3. Innovation and Technological Development

Investing in cryptocurrencies also means investing in new technologies. Blockchain, the technology behind many cryptocurrencies, has the potential to revolutionize numerous industries, from financial services to supply chain management.

4. Liquidity

Cryptocurrency markets operate around the clock, which means high liquidity. Investors can buy and sell their assets at any time, which is a clear advantage compared to traditional markets that are tied to opening hours.

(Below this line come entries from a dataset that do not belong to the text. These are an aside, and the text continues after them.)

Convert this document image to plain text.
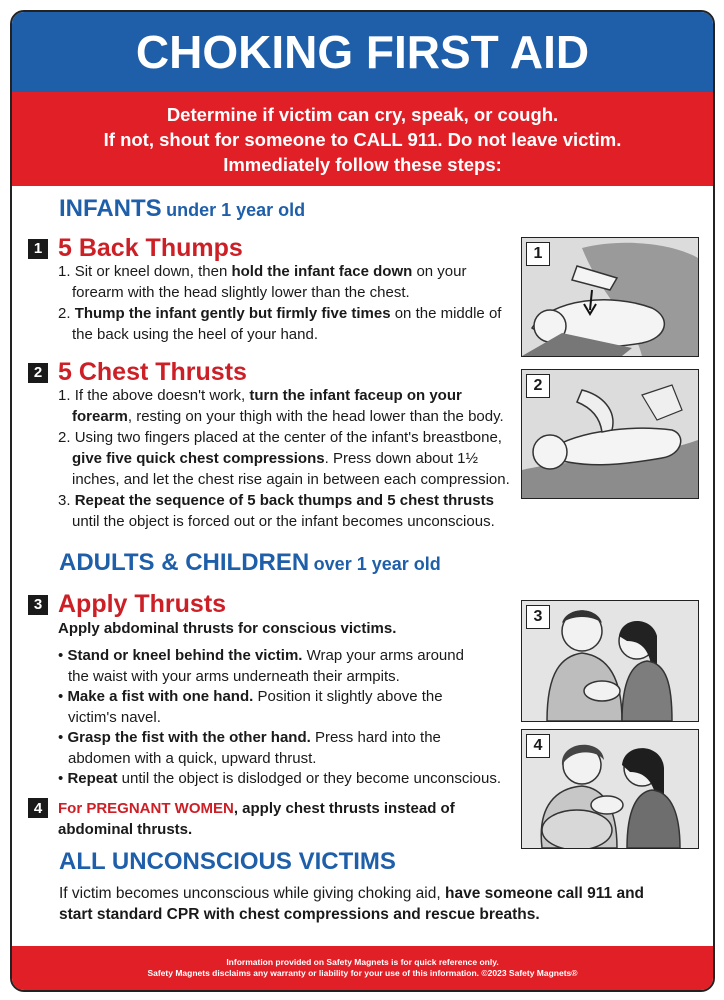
CHOKING FIRST AID
Determine if victim can cry, speak, or cough.
If not, shout for someone to CALL 911. Do not leave victim.
Immediately follow these steps:
INFANTS under 1 year old
1 5 Back Thumps
1. Sit or kneel down, then hold the infant face down on your
forearm with the head slightly lower than the chest.
2. Thump the infant gently but firmly five times on the middle of
the back using the heel of your hand.
2 5 Chest Thrusts
1. If the above doesn't work, turn the infant faceup on your
forearm, resting on your thigh with the head lower than the body.
2. Using two fingers placed at the center of the infant's breastbone,
give five quick chest compressions. Press down about 1½
inches, and let the chest rise again in between each compression.
3. Repeat the sequence of 5 back thumps and 5 chest thrusts
until the object is forced out or the infant becomes unconscious.
ADULTS & CHILDREN over 1 year old
3 Apply Thrusts
Apply abdominal thrusts for conscious victims.
• Stand or kneel behind the victim. Wrap your arms around
the waist with your arms underneath their armpits.
• Make a fist with one hand. Position it slightly above the
victim's navel.
• Grasp the fist with the other hand. Press hard into the
abdomen with a quick, upward thrust.
• Repeat until the object is dislodged or they become unconscious.
4	For PREGNANT WOMEN, apply chest thrusts instead of
abdominal thrusts.
ALL UNCONSCIOUS VICTIMS
If victim becomes unconscious while giving choking aid, have someone call 911 and
start standard CPR with chest compressions and rescue breaths.
1
2
3
4
Information provided on Safety Magnets is for quick reference only.
Safety Magnets disclaims any warranty or liability for your use of this information. ©2023 Safety Magnets®
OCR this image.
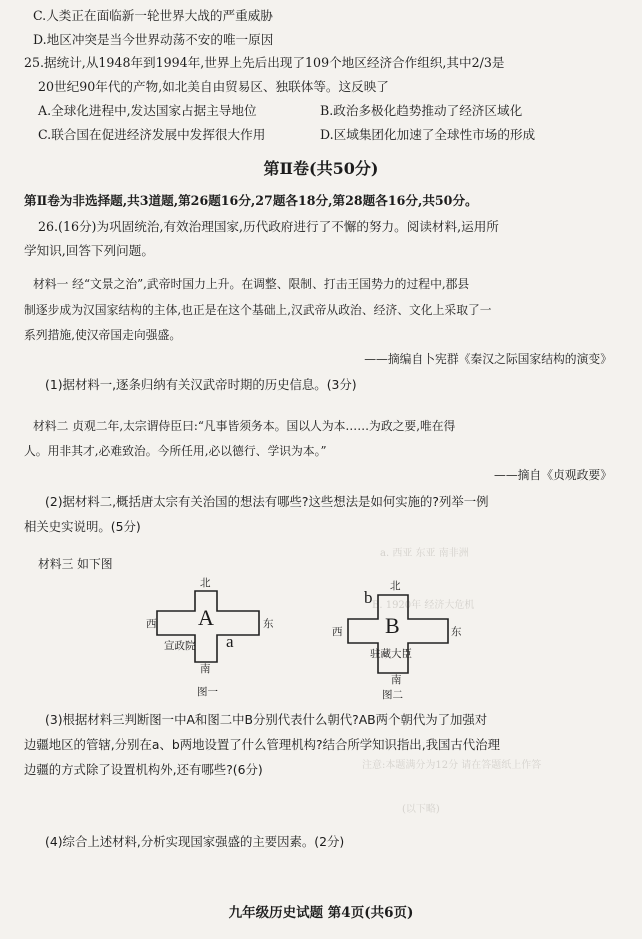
a. 西亚 东亚 南非洲
B. 1920年 经济大危机
注意:本题满分为12分 请在答题纸上作答
(以下略)
C.人类正在面临新一轮世界大战的严重威胁
D.地区冲突是当今世界动荡不安的唯一原因
25.据统计,从1948年到1994年,世界上先后出现了109个地区经济合作组织,其中2/3是
20世纪90年代的产物,如北美自由贸易区、独联体等。这反映了
A.全球化进程中,发达国家占据主导地位	B.政治多极化趋势推动了经济区域化
C.联合国在促进经济发展中发挥很大作用	D.区域集团化加速了全球性市场的形成
第Ⅱ卷(共50分)
第Ⅱ卷为非选择题,共3道题,第26题16分,27题各18分,第28题各16分,共50分。
26.(16分)为巩固统治,有效治理国家,历代政府进行了不懈的努力。阅读材料,运用所
学知识,回答下列问题。
材料一 经“文景之治”,武帝时国力上升。在调整、限制、打击王国势力的过程中,郡县
制逐步成为汉国家结构的主体,也正是在这个基础上,汉武帝从政治、经济、文化上采取了一
系列措施,使汉帝国走向强盛。
——摘编自卜宪群《秦汉之际国家结构的演变》
(1)据材料一,逐条归纳有关汉武帝时期的历史信息。(3分)
材料二 贞观二年,太宗谓侍臣曰:“凡事皆须务本。国以人为本……为政之要,唯在得
人。用非其才,必难致治。今所任用,必以德行、学识为本。”
——摘自《贞观政要》
(2)据材料二,概括唐太宗有关治国的想法有哪些?这些想法是如何实施的?列举一例
相关史实说明。(5分)
材料三 如下图
北
西	东
南
A
a
宣政院
图一
北
西	东
南
B
b
驻藏大臣
图二
(3)根据材料三判断图一中A和图二中B分别代表什么朝代?AB两个朝代为了加强对
边疆地区的管辖,分别在a、b两地设置了什么管理机构?结合所学知识指出,我国古代治理
边疆的方式除了设置机构外,还有哪些?(6分)
(4)综合上述材料,分析实现国家强盛的主要因素。(2分)
九年级历史试题 第4页(共6页)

Disadvantages of Investing in Cryptocurrencies

1. High Volatility

Cryptocurrencies are known for their extreme volatility. The value of cryptocurrencies can rise or fall quickly and unpredictably, posing a high risk to investors.

2. Regulatory Uncertainty

The regulatory landscape for cryptocurrencies is still emerging and varies greatly from country to country. This uncertainty can lead to risks, especially when new laws and regulations are introduced.

3. Security Risks

While blockchain technology is considered very secure, there are risks associated with the storage and exchange of cryptocurrencies. Hacks and fraud are not uncommon in the crypto world, which requires additional precautions.

4. Lack of Understanding and Acceptance

Many people do not fully understand cryptocurrencies and the underlying technology. This lack of understanding can lead to misguided investments. Additionally, the acceptance of cryptocurrencies as a means of payment is still limited.